Tuesday, September 05, 2006

Doing good, well

Slate has a nice story about Zipcar, a car-sharing company that has taken off like a rocket here in Washington. Within easy walking distance from our office, I can find 20 or 25 Zipcars ranging from a Mini to a Honda Element to a Toyota pickup. Cost is less than $10/hour, gas and insurance included, and you can reserve on on the web in less than 5 minutes. I love it.

This is potentially a game changing company. Given how well it works and the modest cost, it is hard to rationalize buying a new car in the city. If this leads fewer people to buy cars, it not only saves money but also reduces congestion and pollution.

The article contrasts Zipcar, a socially oriented for-profit company, with an organization in San Francisco called City CarShare. CarShare claims that it is better than Zipcar because "it is a non-profit." This is a non-sequitur. What matters is how many people the service reaches.

At last count, CarShare was only in San Francisco. ZipCar is in about ten cities and expanding fast. Spurred on by competition with FlexCar, another socially oriented for-profit company, Zipcar has been focusing like crazy on cost, scaleability, convenience, and style.

Friday, September 01, 2006

Outfoxing the experts


Thanks to Tyler Cowen for pointing me to a great book by Philip Tetlock called "Expert Political Judgement: How Good Is It? How Can We Know?"

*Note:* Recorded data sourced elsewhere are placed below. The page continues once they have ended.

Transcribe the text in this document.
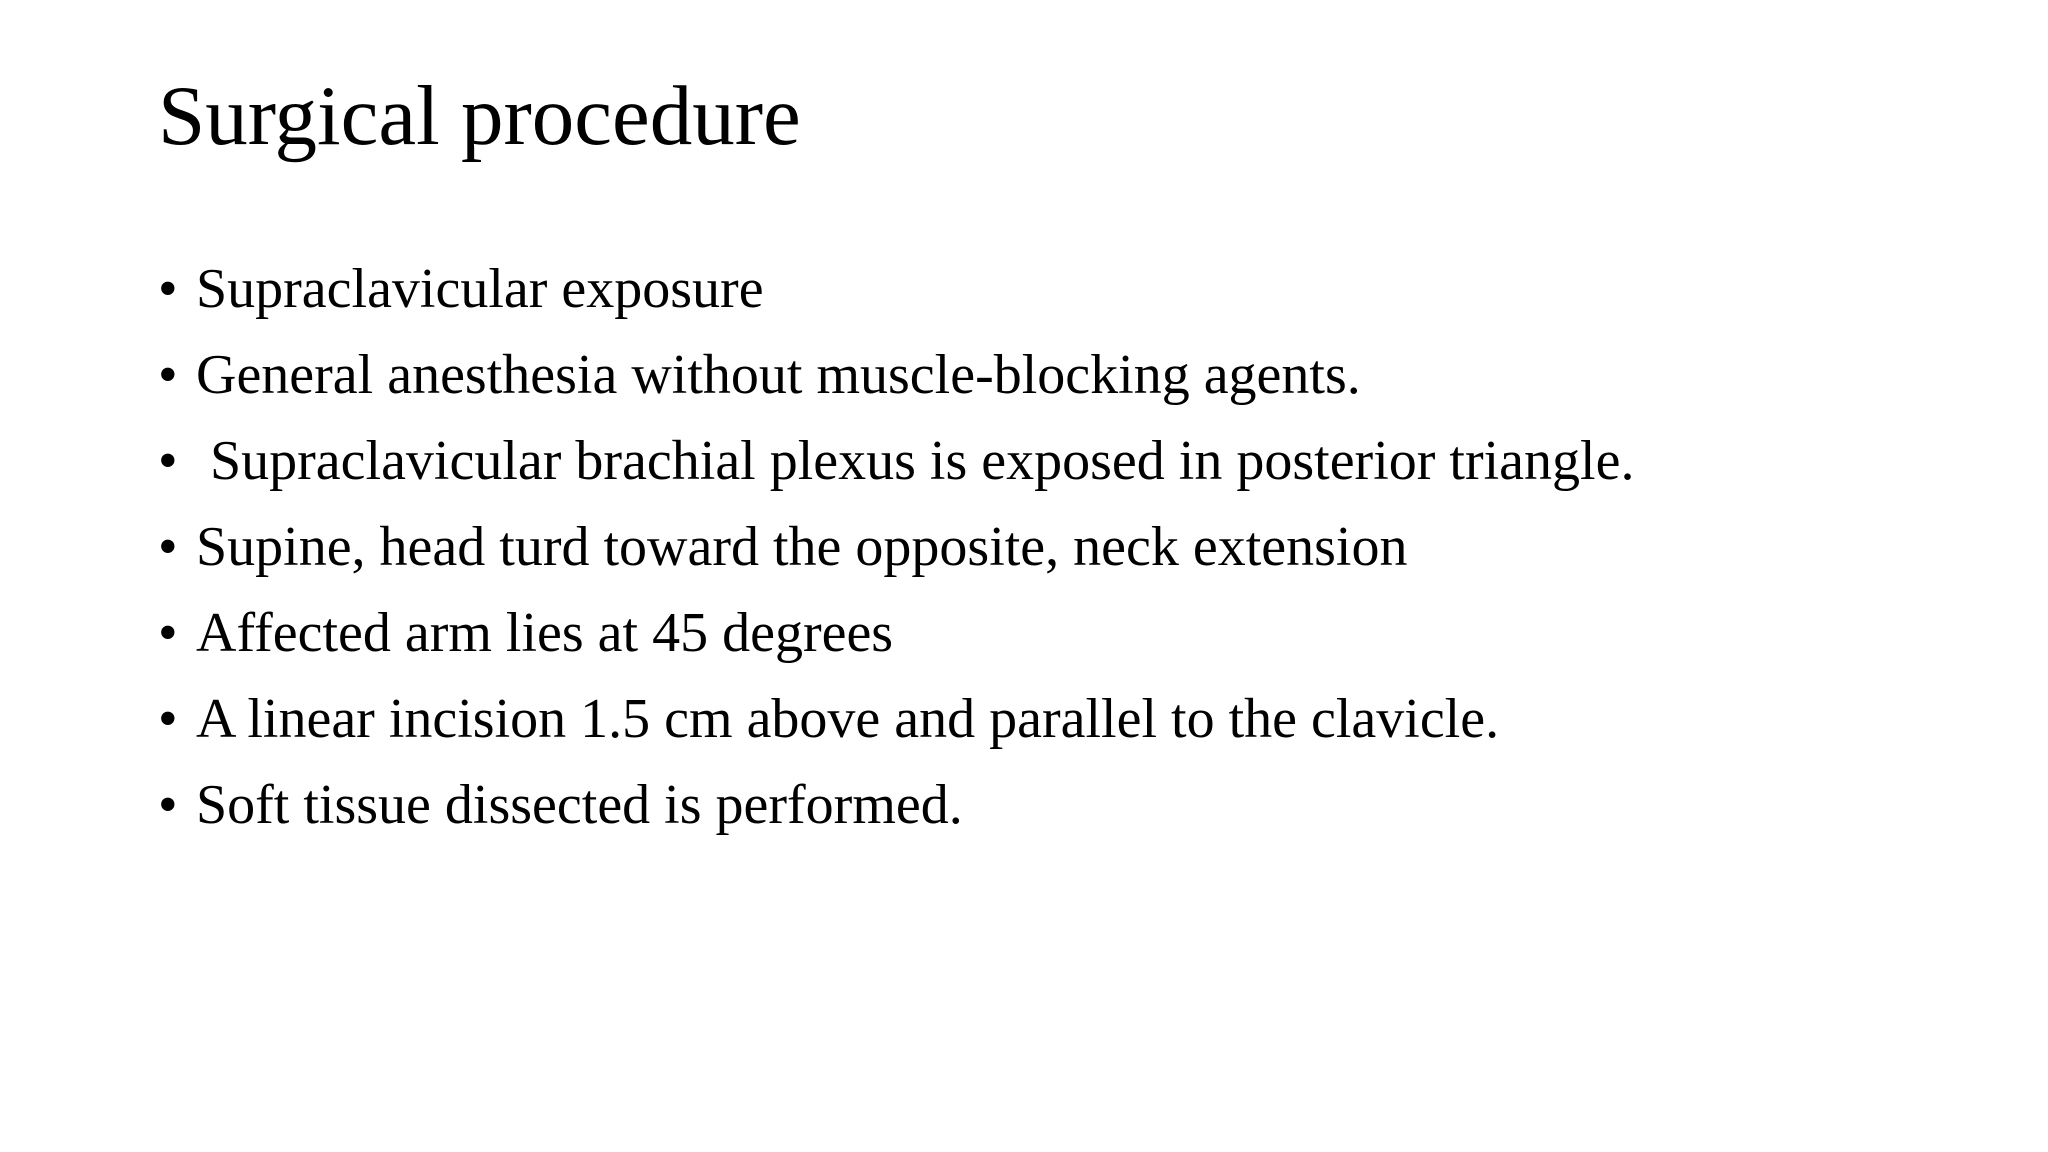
Surgical procedure
• Supraclavicular exposure
• General anesthesia without muscle-blocking agents.
• Supraclavicular brachial plexus is exposed in posterior triangle.
• Supine, head turd toward the opposite, neck extension
• Affected arm lies at 45 degrees
• A linear incision 1.5 cm above and parallel to the clavicle.
• Soft tissue dissected is performed.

The answer is that experts' predictions are no better than those made by regular people. In fact, many experts have a worse track record than would be achieved by a toss of the dice. (The worst performing experts are "hedgehogs: thinkers who 'know one big thing.'" By contrast, "foxes: thinkers who 'know many small things'" tend to do somewhat better.)

Louis Menand's review in the New Yorker notes that this phenomemon holds across a variety of disciplines and over one hundred studies. College counsellors who were provided detailed information about students and even allowed to interview them did worse in predicting their freshman grades than a simple mathematical algorithm. Psychologists were unable to outperform their secretaries in a test to diagnose brain damage.

As a former "expert" at the World Bank for fourteen years, I can say that this resonates with me. I cannot speak highly enough of the technical expertise of my colleagues, and I have many friends still there. Yet, it was a highly sealed and self-referential environment that admitted little input from other experts, much less from the average guy on the street in Jakarta or Nairobi.

Although I became a reasonably senior executive and was successful by most measures, the truth was that I found the place intimidating. So many decisions and predictions had to be made about so many complex things, and I often found myself wondering how people could walk around the halls looking so self-assured.

This all changed when Mari and I did the Development Marketplace, which opened the front doors of the Bank to anyone in the world with a good idea. Over one thousand groups --many of them grassroots -- applied to the first marketplace. The result was extraordinary - the quality of the ideas, the energy, the commitment, and the resources that "regular" people brought to the Marketplace were in aggregate far superior to what most Bank experts like me could think up.

The amazing potential unleashed at that Marketplace was enough to give me the courage (some say temerity) to leave the World Bank and help launch GlobalGiving. I have never looked back.